Wilson also pointed out that near-term tech earnings estimates are too high. In most recessions, Wilson said, tech earnings estimates for the next 12 months fall harder than the average estimate on the S&P 500, but this year, they have only fallen 10% as much as S&P 500 estimates have. While S&P 500 earnings per share estimates for all of 2020 fell as much as 30% during the course of the year, tech estimates are only down a few percentage points, with many companies down in the single digits.
But Wilson says the idea that a tech company, one that can grow though economic headwinds, is purely growth and not at all cyclical, doesn’t fully make sense. Some forms of information technology spending are cyclical, as businesses need less tech capability when they scale down their businesses. But cloud spending, for example, is fighting against that uphill battle. As more businesses switch to cloud from traditional data storage, especially in the work-from-home environment, cloud spending may be getting a boost. Here lies the importance of Q2 tech earnings.
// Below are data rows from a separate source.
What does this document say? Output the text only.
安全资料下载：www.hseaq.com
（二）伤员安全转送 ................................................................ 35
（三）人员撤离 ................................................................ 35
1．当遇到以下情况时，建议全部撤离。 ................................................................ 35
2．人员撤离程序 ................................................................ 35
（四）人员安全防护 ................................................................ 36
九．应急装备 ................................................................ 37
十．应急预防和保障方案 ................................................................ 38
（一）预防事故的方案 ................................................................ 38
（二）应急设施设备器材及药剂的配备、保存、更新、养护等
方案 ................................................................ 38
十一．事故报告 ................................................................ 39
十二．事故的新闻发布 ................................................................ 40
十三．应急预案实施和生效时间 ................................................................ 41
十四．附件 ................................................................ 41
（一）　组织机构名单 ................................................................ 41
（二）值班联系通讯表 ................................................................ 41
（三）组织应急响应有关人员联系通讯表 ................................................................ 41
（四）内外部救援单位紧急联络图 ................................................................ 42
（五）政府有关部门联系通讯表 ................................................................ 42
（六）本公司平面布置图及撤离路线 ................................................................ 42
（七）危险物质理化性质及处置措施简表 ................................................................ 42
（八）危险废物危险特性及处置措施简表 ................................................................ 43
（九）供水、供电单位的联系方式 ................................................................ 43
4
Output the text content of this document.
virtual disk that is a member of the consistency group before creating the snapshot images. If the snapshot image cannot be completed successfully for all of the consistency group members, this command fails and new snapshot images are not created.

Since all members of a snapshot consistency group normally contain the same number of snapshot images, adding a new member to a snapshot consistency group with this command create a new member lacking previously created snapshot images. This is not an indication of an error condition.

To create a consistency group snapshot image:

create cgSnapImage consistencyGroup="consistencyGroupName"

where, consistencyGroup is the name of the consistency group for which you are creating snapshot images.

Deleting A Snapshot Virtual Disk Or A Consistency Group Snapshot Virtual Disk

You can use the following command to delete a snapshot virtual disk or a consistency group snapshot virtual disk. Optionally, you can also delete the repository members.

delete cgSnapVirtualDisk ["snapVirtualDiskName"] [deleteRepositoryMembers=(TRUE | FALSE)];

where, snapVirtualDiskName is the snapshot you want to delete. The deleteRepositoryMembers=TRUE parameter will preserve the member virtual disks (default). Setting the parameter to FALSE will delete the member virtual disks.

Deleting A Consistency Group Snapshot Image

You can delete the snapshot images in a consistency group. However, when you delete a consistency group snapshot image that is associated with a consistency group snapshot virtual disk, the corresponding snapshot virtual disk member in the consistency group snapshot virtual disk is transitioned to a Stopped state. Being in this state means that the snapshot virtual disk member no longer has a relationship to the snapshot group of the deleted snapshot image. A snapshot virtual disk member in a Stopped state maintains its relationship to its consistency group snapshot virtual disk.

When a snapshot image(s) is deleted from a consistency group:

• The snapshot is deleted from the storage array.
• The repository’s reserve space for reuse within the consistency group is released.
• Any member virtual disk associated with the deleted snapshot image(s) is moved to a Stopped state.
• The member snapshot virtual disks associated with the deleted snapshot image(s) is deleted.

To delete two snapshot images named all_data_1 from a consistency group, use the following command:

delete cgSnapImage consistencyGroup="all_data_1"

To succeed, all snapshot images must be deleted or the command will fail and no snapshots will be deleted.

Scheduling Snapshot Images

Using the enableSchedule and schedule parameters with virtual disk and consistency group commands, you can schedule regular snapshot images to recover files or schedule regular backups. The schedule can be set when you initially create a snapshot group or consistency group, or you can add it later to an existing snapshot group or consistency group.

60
But on cyclicality elsewhere, ad spend comes down when brands see revenues come down, which they have. Facebook’s total 2020 EPS is expected to still be 2.5% below 2019’s, even though revenue is looking to grow to $77 billion from $70 billion, according to FactSet consensus estimates. And since the first quarter, when management cited a decline in ad spend contraction (meaning an improvement) in the few weeks ending the quarter, the stock has surged. It’s up 66% since its 2020 low in mid-March. The steam has been taken out of upward revisions to estimates while that stock run-up has happened, and estimates may still have to come down from here. Revenue has only been revised up 1% since Q1, according to internet analysts at Goldman Sachs. Facebook’s valuation has exploded.
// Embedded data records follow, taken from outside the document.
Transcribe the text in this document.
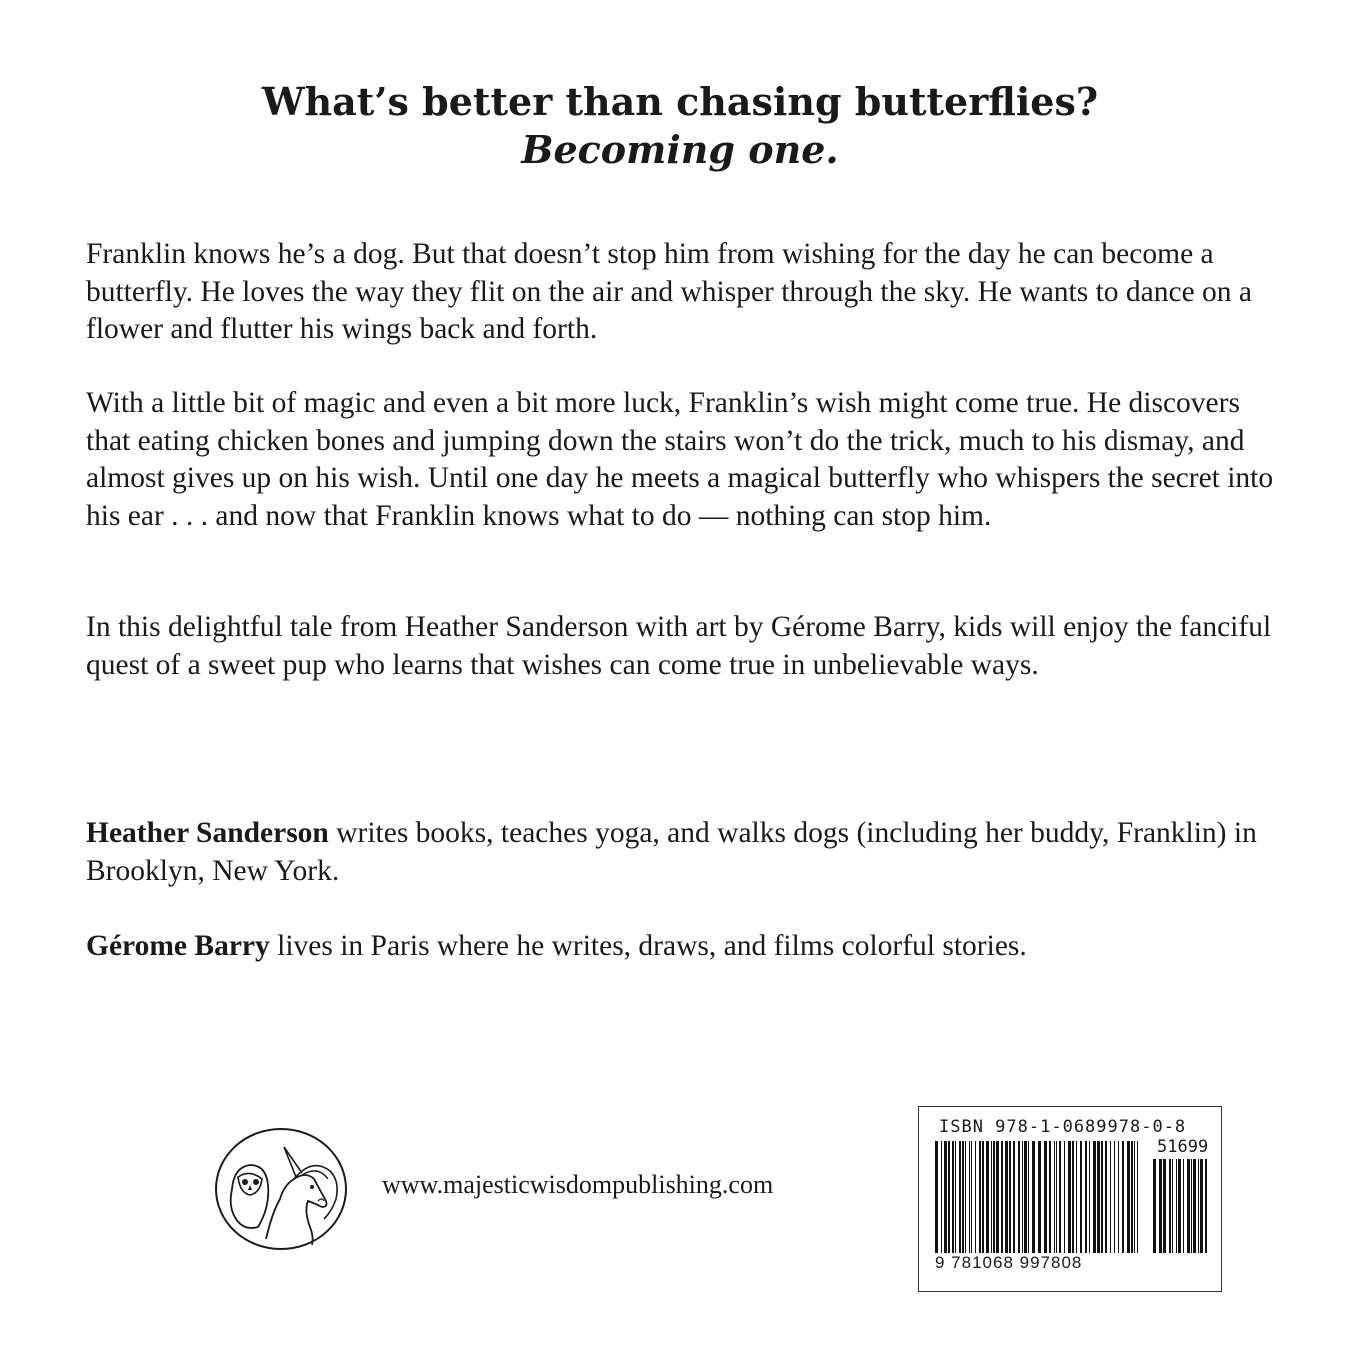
What’s better than chasing butterflies?
Becoming one.

Franklin knows he’s a dog. But that doesn’t stop him from wishing for the day he can become a butterfly. He loves the way they flit on the air and whisper through the sky. He wants to dance on a flower and flutter his wings back and forth.

With a little bit of magic and even a bit more luck, Franklin’s wish might come true. He discovers that eating chicken bones and jumping down the stairs won’t do the trick, much to his dismay, and almost gives up on his wish. Until one day he meets a magical butterfly who whispers the secret into his ear . . . and now that Franklin knows what to do — nothing can stop him.

In this delightful tale from Heather Sanderson with art by Gérome Barry, kids will enjoy the fanciful quest of a sweet pup who learns that wishes can come true in unbelievable ways.

Heather Sanderson writes books, teaches yoga, and walks dogs (including her buddy, Franklin) in Brooklyn, New York.

Gérome Barry lives in Paris where he writes, draws, and films colorful stories.

www.majesticwisdompublishing.com
ISBN 978-1-0689978-0-8
51699
9 781068 997808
According to Goldman, Facebook is trading at about 25% higher than its average 3-year EV-to-EBITDA multiple, at 15 times forward one year. Google’s valuation metrics are identical to Facebook’s. Amazon, seeing an e-commece tailwind from COVID, is trading at 29 times EV-to-EBITDA, about 26% higher than its 3-year average. Microsoft, not mentioned in Goldman’s report, is trading at 20 times next year’s EBITDA, fairly high.
The expected revenue and earnings growth rates may support these valuations, but the expectations may be too high. It’s also possible that, regardless of the earnings estimates, the valuations over reflect the fundamentals.
The point: between the small dose of cyclicality found in these stocks, the recent stock-run up and the fact that COVID may not be as much of a long-term tailwind as investors think it is, these stocks may have to come down a bit on earnings. Let’s watch.